In a letter of 2001 I mentioned how I had almost bought the ‘Levitating Virgins’ in Mexico City many years before, and asked if he knew where the work had ended up. He said he couldn’t recall any such picture, but that it was a nice idea and that one day maybe he would paint it. Meanwhile, would I be happy with two Zapotec princesses levitating above London Zoo? He once offered me his empty flat in Mexico City: ‘Stay for as long as you like, and write about this country, because nobody has written anything worthwhile about Mexico since D.H. Lawrence.’ It was tempting; but I was drifting at the time in the opposite direction, to St Petersburg. Another time he wrote from the QEII, saying he was floating towards me and would I be at home? I was, but the call never came. When I asked him if the Aztec-Roman mansion in Mexico City, used by Buñuel in The Exterminating Angel, was still standing, he answered a quite different question — one I hadn’t asked.
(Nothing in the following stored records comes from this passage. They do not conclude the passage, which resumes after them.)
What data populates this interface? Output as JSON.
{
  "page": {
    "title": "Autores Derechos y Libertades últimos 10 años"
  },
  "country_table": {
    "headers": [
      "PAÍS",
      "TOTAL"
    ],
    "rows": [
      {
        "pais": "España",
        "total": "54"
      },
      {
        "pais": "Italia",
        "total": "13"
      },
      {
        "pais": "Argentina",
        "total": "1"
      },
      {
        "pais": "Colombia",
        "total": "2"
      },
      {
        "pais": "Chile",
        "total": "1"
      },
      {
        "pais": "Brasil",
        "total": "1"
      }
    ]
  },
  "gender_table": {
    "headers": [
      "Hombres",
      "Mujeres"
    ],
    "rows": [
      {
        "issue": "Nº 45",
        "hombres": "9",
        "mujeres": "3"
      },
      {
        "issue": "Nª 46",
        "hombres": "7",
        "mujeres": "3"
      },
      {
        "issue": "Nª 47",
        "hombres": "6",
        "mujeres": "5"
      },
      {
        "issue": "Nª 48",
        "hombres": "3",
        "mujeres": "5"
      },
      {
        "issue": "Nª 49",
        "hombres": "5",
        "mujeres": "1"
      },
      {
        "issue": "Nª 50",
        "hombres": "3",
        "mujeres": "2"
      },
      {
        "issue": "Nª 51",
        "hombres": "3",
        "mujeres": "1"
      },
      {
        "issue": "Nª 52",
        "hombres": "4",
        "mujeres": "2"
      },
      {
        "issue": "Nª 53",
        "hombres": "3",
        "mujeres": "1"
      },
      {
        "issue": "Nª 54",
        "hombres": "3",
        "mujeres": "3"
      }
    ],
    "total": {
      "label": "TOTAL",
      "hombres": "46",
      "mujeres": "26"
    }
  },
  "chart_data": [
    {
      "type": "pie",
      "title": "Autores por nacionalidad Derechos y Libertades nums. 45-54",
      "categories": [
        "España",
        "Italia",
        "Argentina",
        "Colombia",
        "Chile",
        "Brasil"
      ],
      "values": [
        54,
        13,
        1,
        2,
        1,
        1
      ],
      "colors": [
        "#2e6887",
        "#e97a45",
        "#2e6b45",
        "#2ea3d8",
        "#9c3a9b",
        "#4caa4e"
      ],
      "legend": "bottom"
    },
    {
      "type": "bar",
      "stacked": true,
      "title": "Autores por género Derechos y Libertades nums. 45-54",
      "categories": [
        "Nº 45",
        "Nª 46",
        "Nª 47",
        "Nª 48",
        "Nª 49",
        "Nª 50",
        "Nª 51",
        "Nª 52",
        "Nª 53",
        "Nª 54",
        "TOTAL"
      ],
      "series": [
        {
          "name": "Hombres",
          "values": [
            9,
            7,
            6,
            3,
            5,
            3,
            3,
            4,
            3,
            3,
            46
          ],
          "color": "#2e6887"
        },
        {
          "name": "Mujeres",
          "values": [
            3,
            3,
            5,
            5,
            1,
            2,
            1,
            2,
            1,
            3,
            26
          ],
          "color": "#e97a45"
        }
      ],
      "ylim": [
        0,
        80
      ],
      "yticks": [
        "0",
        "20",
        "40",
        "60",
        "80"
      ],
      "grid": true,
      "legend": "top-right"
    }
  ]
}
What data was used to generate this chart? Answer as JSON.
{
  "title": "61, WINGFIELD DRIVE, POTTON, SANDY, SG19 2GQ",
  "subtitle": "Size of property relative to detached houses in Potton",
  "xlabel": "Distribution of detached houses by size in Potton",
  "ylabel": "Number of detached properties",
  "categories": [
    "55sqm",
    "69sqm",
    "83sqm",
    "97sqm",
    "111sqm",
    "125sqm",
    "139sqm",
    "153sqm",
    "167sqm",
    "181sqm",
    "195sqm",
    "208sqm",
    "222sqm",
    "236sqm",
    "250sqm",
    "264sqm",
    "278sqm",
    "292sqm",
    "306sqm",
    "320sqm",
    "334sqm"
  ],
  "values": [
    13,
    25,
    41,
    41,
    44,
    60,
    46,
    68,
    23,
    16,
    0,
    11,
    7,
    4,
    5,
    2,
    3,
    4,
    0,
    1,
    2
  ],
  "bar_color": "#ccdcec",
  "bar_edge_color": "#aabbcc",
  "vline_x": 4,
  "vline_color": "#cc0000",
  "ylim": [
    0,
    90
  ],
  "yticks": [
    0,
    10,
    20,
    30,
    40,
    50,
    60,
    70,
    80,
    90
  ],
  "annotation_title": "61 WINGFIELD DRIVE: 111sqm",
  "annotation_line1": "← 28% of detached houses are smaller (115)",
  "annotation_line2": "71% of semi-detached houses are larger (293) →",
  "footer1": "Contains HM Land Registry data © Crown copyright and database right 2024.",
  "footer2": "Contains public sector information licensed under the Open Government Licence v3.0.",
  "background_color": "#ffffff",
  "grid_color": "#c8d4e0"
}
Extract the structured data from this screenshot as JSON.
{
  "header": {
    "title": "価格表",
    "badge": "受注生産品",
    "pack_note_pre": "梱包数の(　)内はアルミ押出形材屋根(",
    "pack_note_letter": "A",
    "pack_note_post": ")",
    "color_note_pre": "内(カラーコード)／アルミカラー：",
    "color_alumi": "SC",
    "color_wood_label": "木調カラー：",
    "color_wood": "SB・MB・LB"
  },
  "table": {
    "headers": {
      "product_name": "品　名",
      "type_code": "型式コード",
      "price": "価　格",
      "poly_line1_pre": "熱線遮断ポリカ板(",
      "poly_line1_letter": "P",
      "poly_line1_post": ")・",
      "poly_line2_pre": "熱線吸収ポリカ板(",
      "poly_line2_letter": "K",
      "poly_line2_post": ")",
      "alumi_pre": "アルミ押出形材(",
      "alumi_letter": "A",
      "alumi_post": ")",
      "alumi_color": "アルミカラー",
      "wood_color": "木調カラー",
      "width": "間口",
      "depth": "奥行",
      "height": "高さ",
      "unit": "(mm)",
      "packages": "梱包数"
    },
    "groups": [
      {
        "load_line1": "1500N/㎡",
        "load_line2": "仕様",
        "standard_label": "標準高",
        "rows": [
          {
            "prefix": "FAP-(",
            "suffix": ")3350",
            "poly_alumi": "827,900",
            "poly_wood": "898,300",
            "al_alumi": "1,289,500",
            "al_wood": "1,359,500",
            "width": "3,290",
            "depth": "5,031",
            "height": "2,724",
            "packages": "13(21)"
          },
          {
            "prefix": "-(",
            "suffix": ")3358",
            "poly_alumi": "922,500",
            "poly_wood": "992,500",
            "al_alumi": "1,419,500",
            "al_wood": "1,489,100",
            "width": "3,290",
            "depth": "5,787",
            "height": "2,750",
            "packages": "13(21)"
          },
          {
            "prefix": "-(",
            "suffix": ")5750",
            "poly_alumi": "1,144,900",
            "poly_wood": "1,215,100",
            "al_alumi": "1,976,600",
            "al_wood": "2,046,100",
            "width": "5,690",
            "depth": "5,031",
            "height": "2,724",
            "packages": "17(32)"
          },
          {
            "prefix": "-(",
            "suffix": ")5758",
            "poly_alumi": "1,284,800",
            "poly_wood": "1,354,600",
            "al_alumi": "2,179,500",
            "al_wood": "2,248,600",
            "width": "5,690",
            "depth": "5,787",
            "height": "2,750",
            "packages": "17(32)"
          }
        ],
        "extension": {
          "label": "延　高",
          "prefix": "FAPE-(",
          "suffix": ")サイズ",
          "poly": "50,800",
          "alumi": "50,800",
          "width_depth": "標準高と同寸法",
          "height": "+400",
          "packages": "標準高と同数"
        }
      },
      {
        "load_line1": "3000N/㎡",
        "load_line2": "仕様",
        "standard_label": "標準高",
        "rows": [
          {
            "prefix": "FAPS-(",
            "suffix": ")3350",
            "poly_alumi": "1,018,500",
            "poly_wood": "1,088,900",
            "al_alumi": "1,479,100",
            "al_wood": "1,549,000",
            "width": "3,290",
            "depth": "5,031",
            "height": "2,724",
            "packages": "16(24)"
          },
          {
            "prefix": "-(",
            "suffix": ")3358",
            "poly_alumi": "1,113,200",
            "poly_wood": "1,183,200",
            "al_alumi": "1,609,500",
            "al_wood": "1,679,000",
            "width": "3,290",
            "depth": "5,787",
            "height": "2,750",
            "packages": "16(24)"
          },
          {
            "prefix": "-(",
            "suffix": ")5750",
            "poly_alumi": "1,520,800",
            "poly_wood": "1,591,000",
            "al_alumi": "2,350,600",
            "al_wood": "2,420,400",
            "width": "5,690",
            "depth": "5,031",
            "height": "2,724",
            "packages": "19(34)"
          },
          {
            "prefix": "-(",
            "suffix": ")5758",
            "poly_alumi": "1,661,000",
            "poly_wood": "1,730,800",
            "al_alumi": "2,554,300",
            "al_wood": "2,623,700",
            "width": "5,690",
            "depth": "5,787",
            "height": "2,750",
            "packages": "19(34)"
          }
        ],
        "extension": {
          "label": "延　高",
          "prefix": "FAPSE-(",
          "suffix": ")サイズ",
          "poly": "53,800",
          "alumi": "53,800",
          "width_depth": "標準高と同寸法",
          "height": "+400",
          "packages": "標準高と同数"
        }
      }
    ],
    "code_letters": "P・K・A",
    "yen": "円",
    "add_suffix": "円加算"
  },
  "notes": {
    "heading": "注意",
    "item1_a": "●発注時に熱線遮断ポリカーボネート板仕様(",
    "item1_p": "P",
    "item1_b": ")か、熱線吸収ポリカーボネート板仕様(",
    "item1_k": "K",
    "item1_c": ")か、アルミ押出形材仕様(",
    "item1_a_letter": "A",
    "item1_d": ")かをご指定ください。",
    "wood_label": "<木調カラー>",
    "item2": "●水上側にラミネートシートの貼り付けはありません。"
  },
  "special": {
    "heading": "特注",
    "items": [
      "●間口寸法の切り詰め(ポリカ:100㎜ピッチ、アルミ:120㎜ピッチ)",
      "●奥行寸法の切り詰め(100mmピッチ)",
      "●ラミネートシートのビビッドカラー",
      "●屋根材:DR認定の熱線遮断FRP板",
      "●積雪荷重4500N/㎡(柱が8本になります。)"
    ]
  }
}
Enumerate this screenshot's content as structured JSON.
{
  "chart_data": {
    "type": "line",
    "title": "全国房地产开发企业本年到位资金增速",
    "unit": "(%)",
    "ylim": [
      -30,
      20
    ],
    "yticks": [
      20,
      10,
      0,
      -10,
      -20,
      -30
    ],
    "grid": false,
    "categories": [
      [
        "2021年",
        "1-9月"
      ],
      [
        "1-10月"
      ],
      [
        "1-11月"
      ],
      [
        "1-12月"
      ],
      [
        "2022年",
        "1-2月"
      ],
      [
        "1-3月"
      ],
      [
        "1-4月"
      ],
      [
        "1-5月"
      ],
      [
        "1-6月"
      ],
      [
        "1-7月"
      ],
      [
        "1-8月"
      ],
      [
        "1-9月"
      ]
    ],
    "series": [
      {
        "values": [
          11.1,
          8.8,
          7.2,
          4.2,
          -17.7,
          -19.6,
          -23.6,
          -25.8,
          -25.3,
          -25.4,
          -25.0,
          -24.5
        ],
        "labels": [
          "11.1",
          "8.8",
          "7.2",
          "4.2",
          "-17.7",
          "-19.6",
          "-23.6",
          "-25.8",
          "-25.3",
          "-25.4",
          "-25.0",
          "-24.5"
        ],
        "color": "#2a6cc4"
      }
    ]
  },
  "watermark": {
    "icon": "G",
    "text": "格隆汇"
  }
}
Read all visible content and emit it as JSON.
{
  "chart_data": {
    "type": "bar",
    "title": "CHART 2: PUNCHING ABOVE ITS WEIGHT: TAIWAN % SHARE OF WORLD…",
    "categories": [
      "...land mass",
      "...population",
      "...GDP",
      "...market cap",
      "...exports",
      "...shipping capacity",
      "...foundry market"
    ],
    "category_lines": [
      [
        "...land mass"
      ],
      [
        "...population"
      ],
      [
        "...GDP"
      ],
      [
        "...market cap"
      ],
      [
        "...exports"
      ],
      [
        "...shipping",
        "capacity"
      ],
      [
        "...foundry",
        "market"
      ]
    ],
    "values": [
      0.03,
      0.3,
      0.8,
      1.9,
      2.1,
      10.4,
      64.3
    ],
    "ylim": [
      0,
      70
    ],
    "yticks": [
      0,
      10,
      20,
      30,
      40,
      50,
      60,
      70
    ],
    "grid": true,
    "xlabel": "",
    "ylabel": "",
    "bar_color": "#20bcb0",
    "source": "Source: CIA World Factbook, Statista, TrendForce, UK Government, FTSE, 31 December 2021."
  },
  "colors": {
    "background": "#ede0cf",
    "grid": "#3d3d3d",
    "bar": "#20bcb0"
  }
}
So these things can be as tenuous as mist. Never mind. People who meet in mist can never know rupture. And the letters are real enough — dozens of them. They are perhaps the most curious link there has ever been between Britain and Mexico. Should I bequeath them to the Bodleian Library — or Tate Modern — or perhaps the Musée des Manuscrits et Lettres in Paris? There are nights when I lie awake for hours, with the quandary of it irking me like an overused Brillo pad.